Nas regiões Norte e Centro-Oeste, a previsão é de chuva abaixo do normal e temperaturas altas. Isso aumenta a seca na terra, o que prejudica as pastagens e as lavouras que dependem da chuva, além de elevar o risco de queimadas. Por outro lado, o tempo seco ajuda o produtor na colheita e no preparo do solo para o próximo plantio.
No Nordeste, o clima também será quente e seco. A falta de água preocupa áreas do semiárido e estados como Sergipe e Alagoas, onde as plantas mais sensíveis podem sofrer perdas. Mas, para quem produz algodão na região do MATOPIBA, a ausência de chuva favorece a colheita. No Sudeste a situação é parecida, apenas o sul e o leste de São Paulo terão uma umidade melhor no solo para as culturas de inverno.

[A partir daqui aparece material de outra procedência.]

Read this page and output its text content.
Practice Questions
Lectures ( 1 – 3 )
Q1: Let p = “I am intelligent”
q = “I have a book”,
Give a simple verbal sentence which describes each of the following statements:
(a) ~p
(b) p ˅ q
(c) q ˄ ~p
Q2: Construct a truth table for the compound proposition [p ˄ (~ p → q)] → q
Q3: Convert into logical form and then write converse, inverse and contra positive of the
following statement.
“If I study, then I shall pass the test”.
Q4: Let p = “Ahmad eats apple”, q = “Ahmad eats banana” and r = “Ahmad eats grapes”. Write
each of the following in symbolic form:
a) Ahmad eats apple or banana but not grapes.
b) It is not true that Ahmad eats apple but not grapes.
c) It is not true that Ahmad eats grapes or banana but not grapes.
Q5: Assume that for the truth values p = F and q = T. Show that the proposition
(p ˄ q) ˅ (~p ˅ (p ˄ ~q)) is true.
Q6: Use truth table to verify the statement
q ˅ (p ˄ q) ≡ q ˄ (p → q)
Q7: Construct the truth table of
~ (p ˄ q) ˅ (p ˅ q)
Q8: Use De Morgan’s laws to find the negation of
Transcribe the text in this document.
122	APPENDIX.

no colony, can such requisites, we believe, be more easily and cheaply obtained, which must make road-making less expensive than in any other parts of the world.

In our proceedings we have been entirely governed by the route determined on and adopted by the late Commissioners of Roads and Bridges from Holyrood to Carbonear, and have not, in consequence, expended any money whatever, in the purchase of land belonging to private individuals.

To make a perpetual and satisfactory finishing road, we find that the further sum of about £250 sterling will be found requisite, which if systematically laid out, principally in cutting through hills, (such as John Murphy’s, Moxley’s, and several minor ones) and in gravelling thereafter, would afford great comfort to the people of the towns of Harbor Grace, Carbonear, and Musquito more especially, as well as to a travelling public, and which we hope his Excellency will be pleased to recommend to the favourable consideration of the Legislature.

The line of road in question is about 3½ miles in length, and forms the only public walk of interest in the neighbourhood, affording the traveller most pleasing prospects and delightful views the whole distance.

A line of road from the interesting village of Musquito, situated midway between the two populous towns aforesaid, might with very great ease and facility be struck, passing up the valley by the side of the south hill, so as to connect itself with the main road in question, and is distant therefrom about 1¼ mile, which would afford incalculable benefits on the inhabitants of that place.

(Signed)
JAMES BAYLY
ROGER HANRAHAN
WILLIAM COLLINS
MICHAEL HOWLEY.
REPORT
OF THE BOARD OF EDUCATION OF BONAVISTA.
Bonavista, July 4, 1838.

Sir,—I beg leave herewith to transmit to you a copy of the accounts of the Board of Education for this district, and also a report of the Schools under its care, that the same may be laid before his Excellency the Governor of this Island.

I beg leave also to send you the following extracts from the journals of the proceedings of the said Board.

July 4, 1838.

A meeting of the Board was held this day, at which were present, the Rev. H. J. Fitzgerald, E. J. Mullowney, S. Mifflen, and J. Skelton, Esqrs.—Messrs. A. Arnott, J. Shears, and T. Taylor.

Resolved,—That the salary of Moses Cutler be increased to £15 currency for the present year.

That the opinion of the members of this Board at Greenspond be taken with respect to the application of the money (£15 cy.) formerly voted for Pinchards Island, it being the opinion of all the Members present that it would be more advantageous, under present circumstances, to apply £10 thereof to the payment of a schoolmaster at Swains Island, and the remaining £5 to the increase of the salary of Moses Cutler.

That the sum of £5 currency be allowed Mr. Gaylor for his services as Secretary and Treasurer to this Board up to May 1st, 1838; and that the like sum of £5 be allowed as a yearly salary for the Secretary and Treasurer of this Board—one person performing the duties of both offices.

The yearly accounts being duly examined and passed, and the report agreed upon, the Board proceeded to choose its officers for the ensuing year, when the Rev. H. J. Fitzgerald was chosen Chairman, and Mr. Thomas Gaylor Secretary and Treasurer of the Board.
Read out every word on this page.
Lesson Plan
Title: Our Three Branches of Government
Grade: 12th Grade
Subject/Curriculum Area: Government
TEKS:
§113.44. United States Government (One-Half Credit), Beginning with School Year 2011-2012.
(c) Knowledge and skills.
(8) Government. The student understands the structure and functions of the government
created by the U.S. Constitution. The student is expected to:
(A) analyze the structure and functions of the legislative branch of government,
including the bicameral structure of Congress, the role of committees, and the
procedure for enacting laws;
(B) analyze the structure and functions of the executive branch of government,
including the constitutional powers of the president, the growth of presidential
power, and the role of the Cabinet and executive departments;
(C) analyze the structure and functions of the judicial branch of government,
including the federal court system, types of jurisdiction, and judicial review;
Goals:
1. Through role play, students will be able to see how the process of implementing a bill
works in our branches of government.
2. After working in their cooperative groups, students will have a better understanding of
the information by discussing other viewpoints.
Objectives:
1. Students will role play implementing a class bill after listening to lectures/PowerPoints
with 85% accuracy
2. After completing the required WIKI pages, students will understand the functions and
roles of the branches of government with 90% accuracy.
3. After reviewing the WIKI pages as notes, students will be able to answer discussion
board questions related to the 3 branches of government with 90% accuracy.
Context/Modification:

A exceção do país é a Região Sul, onde a previsão indica chuva acima da média. Esse volume de água beneficia as plantações de inverno, mas exige atenção do agricultor, já que o excesso de umidade aumenta o risco de doenças nas plantas e pode atrapalhar o trabalho das máquinas no campo. Com cenários tão diferentes, o boletim reforça que o produtor deve acompanhar de perto as condições do tempo para evitar prejuízos.
As informações são do Instituto Nacional de Meteorologia.